Desde siempre he notado que mi largo cuello llama la atención. No es algo que uno pueda ocultar fácilmente, y además mi sombrero largo de copa aún parece alargarlo más. Aquella mañana iba en un autobús a rebosar de gente de camino a la estación Saint-Lazare. Era un día importante para mí, había quedado con mi amigo Martin antes de ir a presentarme a una entrevista en una famosa editorial. Después de años escribiendo en incógnito por fin me querían conocer.


El autobús avanzaba a tirones. Cada vez que alguien se bajaba, se armaba un pequeño caos, empujones, pisotones, disculpas y por el medio un zapato no tan ajeno pisando el mío.


-¡Oiga cuidado! -Dije cuando me pisaron por tercera vez. 


El hombre de mi lado, visiblemente cansado y con un rostro casi demacrado, resopló:


-Si se moviera más rápido no le pasaría eso, amigo. 

-¿Moverse dónde?, si apenas hay espacio para respirar en esta ratonera.


La discusión duró un rato, él decía que yo era poco ágil, yo insistía en que mi zapato estaba siendo la víctima de varios pisotones injustos. La verdad era que estaba muy nervioso por la entrevista de trabajo, lo que hacía que todo me molestase más de lo normal.


Por suerte después de varios empujones, frenazos y asientos robados, alguien se levantó cerca del fondo y, esquivando rápidamente a la multitud, tomé el asiento. Desde allí me relajé, el viaje se volvió más tranquilo, ya nadie me pisaba y finalmente pude repasar mentalmente el discurso para mi gran esperada entrevista.

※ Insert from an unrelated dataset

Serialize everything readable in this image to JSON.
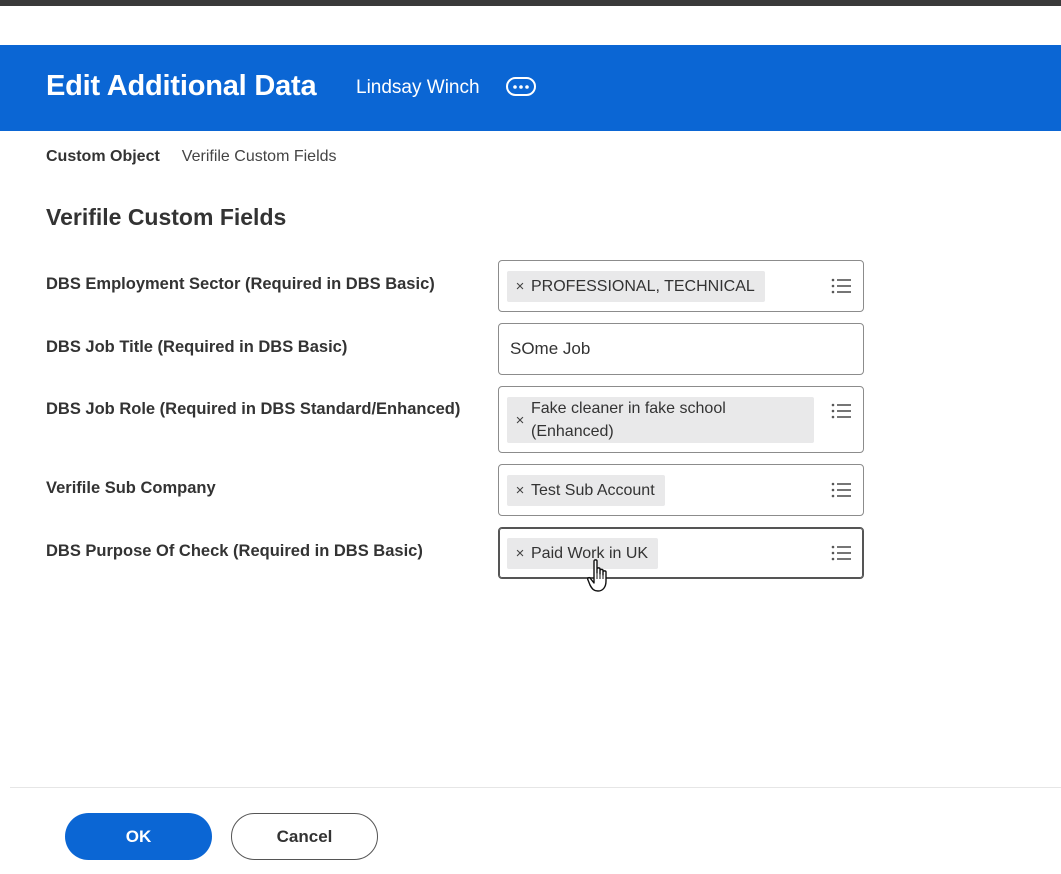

Una hora más tarde llegué a Saint-Lazare, al bajar del autobús me notaba rígido y con las piernas entumecidas, pero al levantar la vista vi a mi amigo Martin, apoyado en una columna y me dirigí con soltura hacia él. Martin vestía con un traje gris y corbata de rayas azul y blanco, las mangas de su atuendo las juntaban unos gemelos de color dorado con toques rubíes y, al llegar a la cumbre, encontré un sombrero fedora clásico en sus atuendos. Conozco a Martin desde los 7 años y desde entonces lo ha definido su exótico estilo.


-¡Hombre!, el gran escritor famoso de París -Me dijo en tono de burla.-Antes de entrar -añadió mientras me repasaba de arriba abajo-,deberías cerrarte un poco el abrigo. Con ese escote tan abierto y tu cuello largo parece que vayas a un desfile de moda, no a una entrevista.


Me reí y le hice caso, la verdad es  que mi cuello se notaba con o sin la chaqueta cerrada, ese día necesitaba que me escucharan más por mis palabras y no por mi aspecto.